15  |   Stonehenge, October 23, 18" x 36"

There is no question that I have been fascinated with stones and rocks during this painting journey. There are no more famous rocks than the ones that form Stonehenge, a prehistoric monument on Salisbury Plain in Wiltshire, England. I love the fact that this painting ended up in the home of a beautiful family here in Okotoks, great friends of Birdsong Studio.

16  |  Fergus, November 13, 12" x 12"

The unquestionable surprise hits of 2021 were the nine gnome paintings I did, starting with Fergus.  Credit needs to go entirely to my sister Corinne who challenged me to paint one in one of her blog posts from The Craftiest Workshop

17  |   Hobbiton, December 3, 18" x 36"

This was a commission project that challenged me to paint a spot in New Zealand where they filmed The Hobbit and The Lord of the Rings. It takes me back to my childhood and a fascination I had with designing and building forts and hideaways. This may end up as an art puzzle in 2022.
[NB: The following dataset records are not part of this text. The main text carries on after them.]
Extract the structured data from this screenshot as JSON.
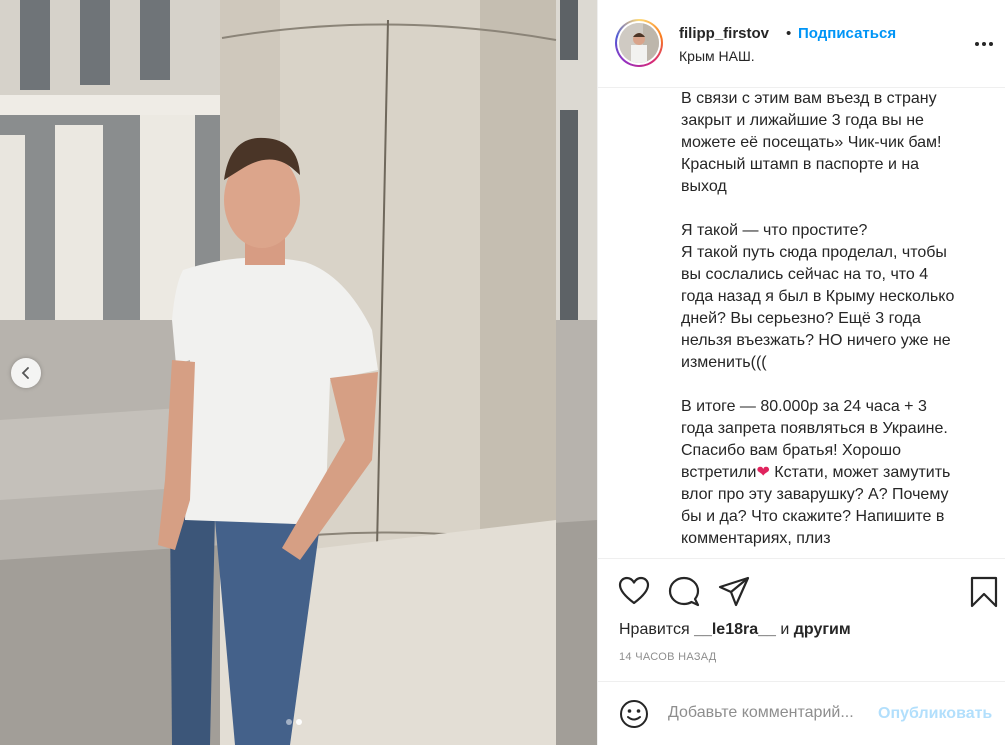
{
  "post": {
    "username": "filipp_firstov",
    "separator": "•",
    "follow_label": "Подписаться",
    "location": "Крым НАШ.",
    "caption_lines": [
      "В связи с этим вам въезд в страну",
      "закрыт и лижайшие 3 года вы не",
      "можете её посещать» Чик-чик бам!",
      "Красный штамп в паспорте и на",
      "выход",
      "",
      "Я такой — что простите?",
      "Я такой путь сюда проделал, чтобы",
      "вы сослались сейчас на то, что 4",
      "года назад я был в Крыму несколько",
      "дней? Вы серьезно? Ещё 3 года",
      "нельзя въезжать? НО ничего уже не",
      "изменить(((",
      "",
      "В итоге — 80.000р за 24 часа + 3",
      "года запрета появляться в Украине.",
      "Спасибо вам братья! Хорошо"
    ],
    "caption_emoji_line_prefix": "встретили",
    "caption_emoji": "❤",
    "caption_emoji_line_suffix": " Кстати, может замутить",
    "caption_tail_lines": [
      "влог про эту заварушку? А? Почему",
      "бы и да? Что скажите? Напишите в",
      "комментариях, плиз"
    ],
    "likes_prefix": "Нравится",
    "likes_user": "__le18ra__",
    "likes_and": "и",
    "likes_others": "другим",
    "timestamp": "14 часов назад",
    "comment_placeholder": "Добавьте комментарий...",
    "publish_label": "Опубликовать"
  },
  "carousel": {
    "dot_count": 2,
    "active_dot": 2
  },
  "icons": {
    "like": "heart-icon",
    "comment": "comment-icon",
    "share": "share-icon",
    "save": "bookmark-icon",
    "more": "more-icon",
    "emoji": "emoji-icon",
    "prev": "chevron-left-icon"
  },
  "colors": {
    "link_blue": "#0095f6",
    "publish_disabled": "#b2dffc",
    "muted": "#8e8e8e",
    "border": "#efefef",
    "text": "#262626"
  }
}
18  |  Rickey Henderson, December 8, 18" x 36"

A client in Fort McMurray trusted me with capturing this stop motion image of Rickey Henderson stealing a base for the Oakland A's. If someone was to ask me to name my favourite painting of 2021, this would probably be it. Why?  Because I set out to paint what was sitting in front of me, purposely not getting too caught up in the detail.  Rather, I wanted the image to sing in its composition.  I believe it does.

19  |  Waterton Spring, December 18, 18" x 36"

I knew I would paint this view from the village of Waterton one day, but I needed to wait for the right moment. That moment came at the end of a very busy Christmas commission season and was a wonderful experience. I had taken the photo during an early and quiet spring visit to this amazing spot. 

20  |  Morgan Freeman, December 21, 16" x 16"

There are some occasions when I know how a painting is going to turn out after only a few strokes. That was the case with this portrait of actor Morgan Freeman. 

21  |  Autumn Morning, December 26, 18" x 72"

I could have picked any number of tree paintings for this list, but I'm going to pick one of my recent ones, and the largest. This collection of trees was done for one of favourite clients who builds homes in southern Alberta. It will be displayed in one of them to start 2022. Thank you Stephen.